If trade fears fade, it would lift U.S. stocks in the industrial and financial industries. They include heavy equipment makers and banks, whose fortunes would brighten as economic clouds lift, Trennert says. Tech shares, especially semiconductor makers, should also rise along with demand for their products.

A trade deal, Trennert says, could turn investors’ recent “flirtation” with cyclical and cheaply priced value stocks into a “romance.”

The value effect

For the past decade, "growth" stocks like Apple, Facebook and Amazon, have led the market's gains as investors flocked to them for their strong sales and earnings in a slow-growth world. By contrast, “value” stocks have lagged, with the weaker global economy denting their prices and profits.

But value-style investing could make a comeback due to receding recession and trade war fears, says Charlie Bobrinskoy, head of the investment group at Ariel Funds. Compared with faster-growing companies, value stocks, he points out, are trading at much lower valuations, or the price of their stocks relative to what they earn. 

“The names that are the cheapest are the ones that have exposure to the overall economy,” Bobrinskoy says. 

Value stocks Bobrinskoy likes include BorgWarner, the maker of powertrains and auto parts, which got beaten down over worries about slowing auto sales; advertising firm Interpublic Group, whose shares got hit due to fears of companies cutting back on ads; and Kennametal, which makes cutting tools used to rebuild roads. All three stocks trade at around 11 times projected 2020 earnings, he says, which is cheaper than the S&P 500’s price-to-earnings ratio of roughly 18.5.

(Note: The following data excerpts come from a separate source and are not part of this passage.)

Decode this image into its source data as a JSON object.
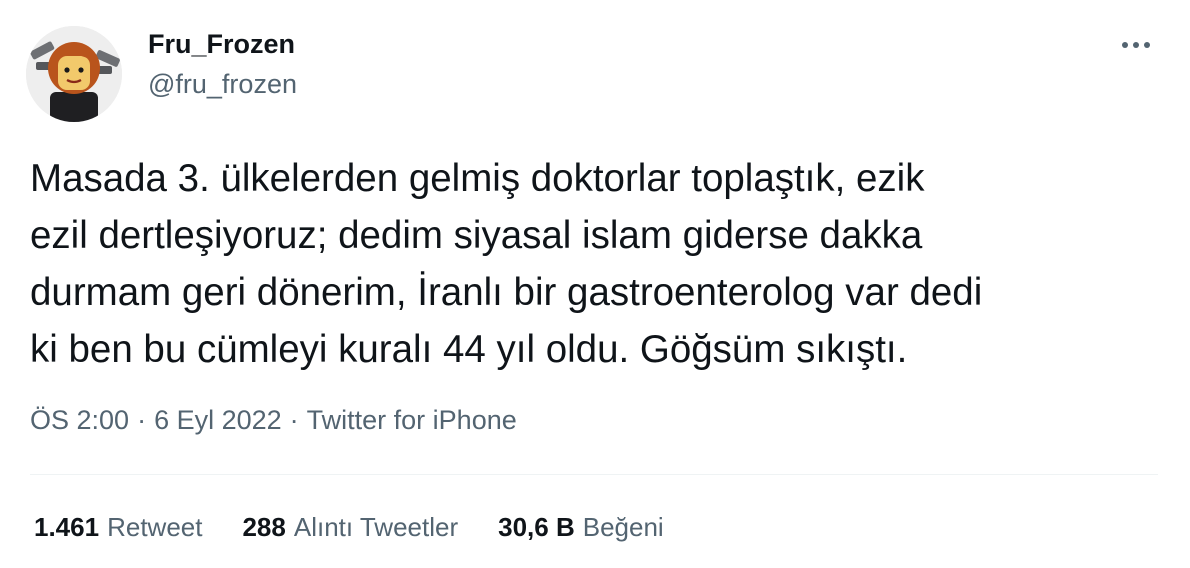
{
  "user": {
    "display_name": "Fru_Frozen",
    "handle": "@fru_frozen",
    "avatar_icon": "lego-figure-avatar"
  },
  "more_icon": "ellipsis-icon",
  "tweet": {
    "text": "Masada 3. ülkelerden gelmiş doktorlar toplaştık, ezik\nezil dertleşiyoruz;  dedim siyasal islam giderse dakka\ndurmam geri dönerim, İranlı bir gastroenterolog var dedi\nki ben bu cümleyi kuralı 44 yıl oldu. Göğsüm sıkıştı."
  },
  "meta": {
    "time": "ÖS 2:00",
    "date": "6 Eyl 2022",
    "source": "Twitter for iPhone",
    "separator": "·"
  },
  "stats": {
    "retweets_count": "1.461",
    "retweets_label": "Retweet",
    "quotes_count": "288",
    "quotes_label": "Alıntı Tweetler",
    "likes_count": "30,6 B",
    "likes_label": "Beğeni"
  },
  "colors": {
    "text_primary": "#0f1419",
    "text_secondary": "#536471",
    "divider": "#eff3f4"
  }
}
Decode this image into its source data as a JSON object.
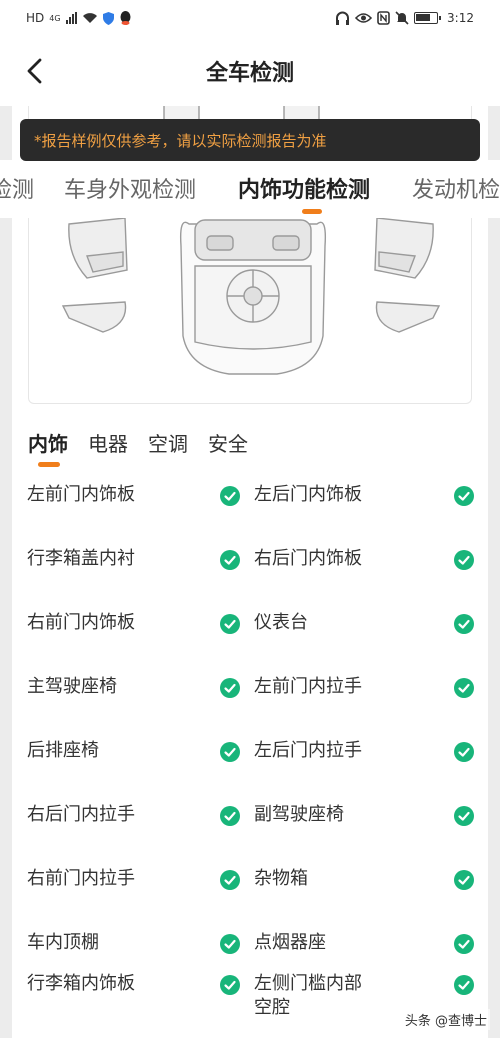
{
  "status_bar": {
    "network": "HD",
    "network_sup": "4G",
    "time": "3:12"
  },
  "header": {
    "title": "全车检测"
  },
  "notice": "*报告样例仅供参考，请以实际检测报告为准",
  "category_tabs": [
    "检测",
    "车身外观检测",
    "内饰功能检测",
    "发动机检测"
  ],
  "active_category": "内饰功能检测",
  "sub_tabs": [
    "内饰",
    "电器",
    "空调",
    "安全"
  ],
  "active_sub_tab": "内饰",
  "items": [
    {
      "name": "左前门内饰板",
      "status": "pass"
    },
    {
      "name": "左后门内饰板",
      "status": "pass"
    },
    {
      "name": "行李箱盖内衬",
      "status": "pass"
    },
    {
      "name": "右后门内饰板",
      "status": "pass"
    },
    {
      "name": "右前门内饰板",
      "status": "pass"
    },
    {
      "name": "仪表台",
      "status": "pass"
    },
    {
      "name": "主驾驶座椅",
      "status": "pass"
    },
    {
      "name": "左前门内拉手",
      "status": "pass"
    },
    {
      "name": "后排座椅",
      "status": "pass"
    },
    {
      "name": "左后门内拉手",
      "status": "pass"
    },
    {
      "name": "右后门内拉手",
      "status": "pass"
    },
    {
      "name": "副驾驶座椅",
      "status": "pass"
    },
    {
      "name": "右前门内拉手",
      "status": "pass"
    },
    {
      "name": "杂物箱",
      "status": "pass"
    },
    {
      "name": "车内顶棚",
      "status": "pass"
    },
    {
      "name": "点烟器座",
      "status": "pass"
    },
    {
      "name": "行李箱内饰板",
      "status": "pass"
    },
    {
      "name": "左侧门槛内部空腔",
      "status": "pass"
    }
  ],
  "watermark": "头条 @查博士",
  "colors": {
    "accent": "#f07e1b",
    "check": "#18b57a",
    "notice_bg": "#2a2a2a",
    "notice_text": "#f0a043"
  }
}
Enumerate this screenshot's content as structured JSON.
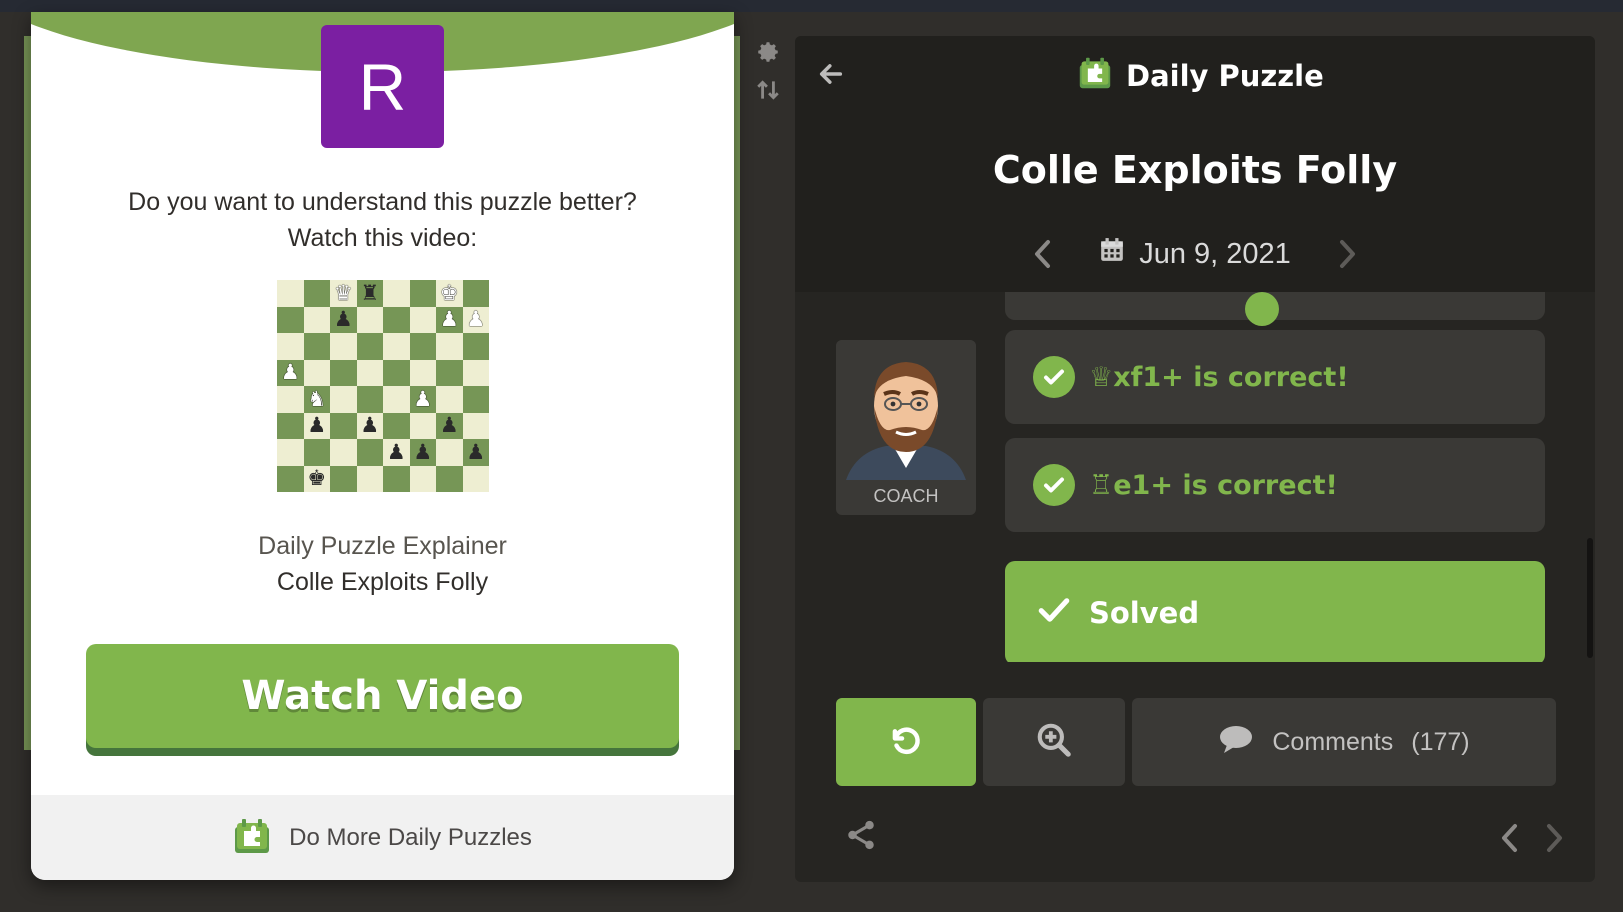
{
  "modal": {
    "avatar_letter": "R",
    "question_line1": "Do you want to understand this puzzle better?",
    "question_line2": "Watch this video:",
    "explainer_label": "Daily Puzzle Explainer",
    "explainer_title": "Colle Exploits Folly",
    "watch_button": "Watch Video",
    "footer_link": "Do More Daily Puzzles",
    "mini_board": [
      [
        "",
        "",
        "wQ",
        "bR",
        "",
        "",
        "wK",
        ""
      ],
      [
        "",
        "",
        "bP",
        "",
        "",
        "",
        "wP",
        "wP"
      ],
      [
        "",
        "",
        "",
        "",
        "",
        "",
        "",
        ""
      ],
      [
        "wP",
        "",
        "",
        "",
        "",
        "",
        "",
        ""
      ],
      [
        "",
        "wN",
        "",
        "",
        "",
        "wP",
        "",
        ""
      ],
      [
        "",
        "bP",
        "",
        "bP",
        "",
        "",
        "bP",
        ""
      ],
      [
        "",
        "",
        "",
        "",
        "bP",
        "bP",
        "",
        "bP"
      ],
      [
        "",
        "bK",
        "",
        "",
        "",
        "",
        "",
        ""
      ]
    ]
  },
  "panel": {
    "header_title": "Daily Puzzle",
    "puzzle_name": "Colle Exploits Folly",
    "date": "Jun 9, 2021",
    "coach_label": "COACH",
    "messages": [
      {
        "piece": "♕",
        "text": "xf1+ is correct!"
      },
      {
        "piece": "♖",
        "text": "e1+ is correct!"
      }
    ],
    "solved_label": "Solved",
    "comments_label": "Comments",
    "comments_count": "(177)"
  },
  "colors": {
    "accent_green": "#81b64c",
    "panel_bg": "#262522",
    "card_bg": "#3a3936",
    "avatar_purple": "#7b1fa2"
  },
  "icons": [
    "gear-icon",
    "flip-board-icon",
    "back-arrow-icon",
    "daily-puzzle-icon",
    "calendar-icon",
    "chevron-left-icon",
    "chevron-right-icon",
    "check-icon",
    "retry-icon",
    "analysis-icon",
    "comment-icon",
    "share-icon"
  ]
}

Another beaten-down sector with upside is health care, says T. Rowe Price’s White. It’s the second-worst performing sector this year, due in part to talk of  “Medicare for All” from Democratic presidential hopefuls like Bernie Sanders and Elizabeth Warren. Despite worries about the expense of this proposal, “the odds for ‘Medicare for All’ is very low,” says White, adding that the sector has priced in lots of bad news and is poised to move higher. 

The economic effect 

If the industrial economy grows at a faster pace in 2020, stocks that depend on  global growth will get a lift. 

When it became clear in September that the global economy wasn’t on the brink of recession and that a trade deal was closer, a shift began into cyclical stocks, such as industrial companies and railroads. This trend, White predicts, could have legs into the early part of next year if healthy economic signs persist. White has already added to his investments in companies like railroad Union Pacific to take advantage of a global upturn. Stocks like Rockwell Automation, which he doesn’t own, have spiked 40% since late August.

“Basically, those are the kinds of stocks and sectors that lead the market when the economy is in an early recovery process,” White says. Energy shares should also benefit from a global upturn.

The election effect

President Trump's corporate tax cuts and other economic policies are viewed as more market-friendly than calls from Democrats like Warren for higher taxes, “Medicare for All,” and increased bank regulation.

“If Elizabeth Warren wins, which doesn’t seem super likely to me, it would likely send us into a bear market and likely into recession,” White says.  

A Warren nomination and defeat of Trump would be bad news for certain sectors, Bobrinskoy adds. Warren is campaigning on banning fracking, taxing billionaires, and toughening bank rules.

“Warren’s plan to ban fracking would be very bad for the energy industry,” Bobrinskoy says. “Her proposals tend not to be friendly to U.S. banks.”